Poofy Cutie started playing. Her soft scratching noises were interrupted by the loud CLICKing and tsking of her mother's journalistic efforts. I rather think the performance was improved because of that.

When the last tired notes of Twinkle Twinkle Little Star With Slow Stops (or "Twinkle" as it's known in the business) emitted from the stage, the audience erupted in an applause that was much too raucus for the song to which we had subjected ourselves. I don't know how Vegetarian Mom was able to keep taking pictures as she applauded.

Reginald was last, so Frankeda and I waited through several more performances. The musicians slowly improved and became less cute as time went on. A pimply youth with over-gelled and undercombed hair did a piece from "Fiddler On The Roof." He was too fat to do the dancing, but he tried anyway. I whispered something about Tutte Lemkow to Frankeda. She nodded appreciatively. I'm pretty sure she got it.

When Reginald took the stage the audience hushed. Someone coughed and the pause became awkward. I thought about getting up to go to the bathroom, but remembered by foot situation and the spliters from Malta and crossed my arms instead.

Reginald's song was really long and he played it without notes. A man in the third row moved his head appreciatively to the music in the Classical music headbang. An elderly woman behind Headbanger smiled with a faraway look as if remembering the world premier of Gone With the Wind. I thought about whispering something about Vivian Leigh to Frankeda, but thought better of it. A six year old slept in her father's arms in the back of the room. Of anyone in the room, she was probably the most appreciative of Reginald's talents.

Then the song ended. The audience clapped -- less vigorously than for Poofy Cutie -- and people got up to attend to the American tradition of calorie laden post-event refreshments. Frankeda lifted the prayer bar and blood rushed back into my hooves.

Reginald smiled appreciatively when I complimented his playing. "I always enjoy Vivaldi," I said guessing at the composer. I was wrong, but Reginald didn't correct me. Vegetarian Mom gave me an awkward look, though.
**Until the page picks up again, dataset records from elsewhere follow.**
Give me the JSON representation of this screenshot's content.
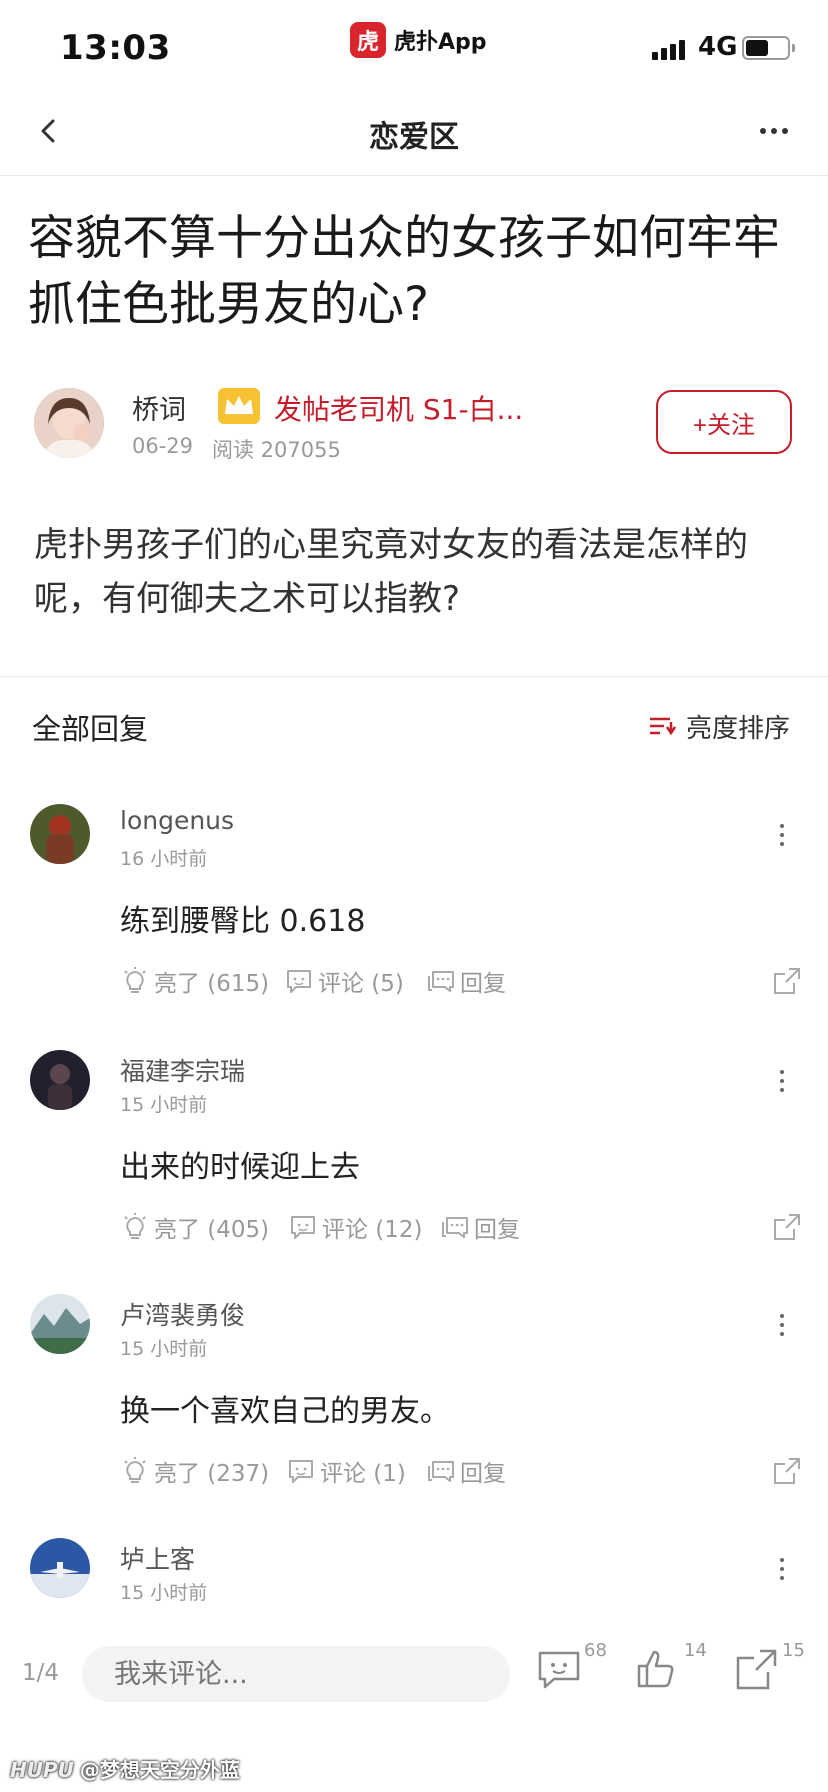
{
  "status_bar": {
    "time": "13:03",
    "app_logo_text": "虎",
    "app_name": "虎扑App",
    "network": "4G",
    "battery_level": 0.5
  },
  "nav": {
    "title": "恋爱区"
  },
  "post": {
    "title": "容貌不算十分出众的女孩子如何牢牢抓住色批男友的心?",
    "author": "桥词",
    "badge": "发帖老司机 S1-白...",
    "date": "06-29",
    "reads": "阅读 207055",
    "follow_label": "+关注",
    "body": "虎扑男孩子们的心里究竟对女友的看法是怎样的呢，有何御夫之术可以指教?"
  },
  "replies_header": {
    "title": "全部回复",
    "sort_label": "亮度排序"
  },
  "replies": [
    {
      "username": "longenus",
      "time": "16 小时前",
      "content": "练到腰臀比 0.618",
      "likes": "亮了 (615)",
      "comments": "评论 (5)",
      "reply": "回复",
      "avatar_color": "#6d4a2e"
    },
    {
      "username": "福建李宗瑞",
      "time": "15 小时前",
      "content": "出来的时候迎上去",
      "likes": "亮了 (405)",
      "comments": "评论 (12)",
      "reply": "回复",
      "avatar_color": "#2a2535"
    },
    {
      "username": "卢湾裴勇俊",
      "time": "15 小时前",
      "content": "换一个喜欢自己的男友。",
      "likes": "亮了 (237)",
      "comments": "评论 (1)",
      "reply": "回复",
      "avatar_color": "#6e8e78"
    },
    {
      "username": "垆上客",
      "time": "15 小时前",
      "content": "",
      "likes": "",
      "comments": "",
      "reply": "",
      "avatar_color": "#2c4e8c"
    }
  ],
  "bottom_bar": {
    "page": "1/4",
    "comment_placeholder": "我来评论...",
    "comment_count": "68",
    "like_count": "14",
    "share_count": "15"
  },
  "watermark": {
    "logo": "HUPU",
    "text": "@梦想天空分外蓝"
  },
  "colors": {
    "accent": "#c41e2b",
    "brand": "#d8252d",
    "muted": "#999999"
  }
}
And that was that. It took an hour, three disposable film cameras, eight young performers and impromptu surgery on my podal tendons, but Reginald recited and I performed my duties as a faithful audience member.

1 comment:

Jesse said...

First of all that picture is not of violin music...nor was there any singing involved in the violin (or the piano playing) at this recital.

You really exaggerate things!


She didn't play Twinkles (Twinkle is the singular). And that lady isn't gangly.

No one played a fiddler on the roof piece...and Reginald's piece had notes! (Do you guys mean he played w/o sheet music?)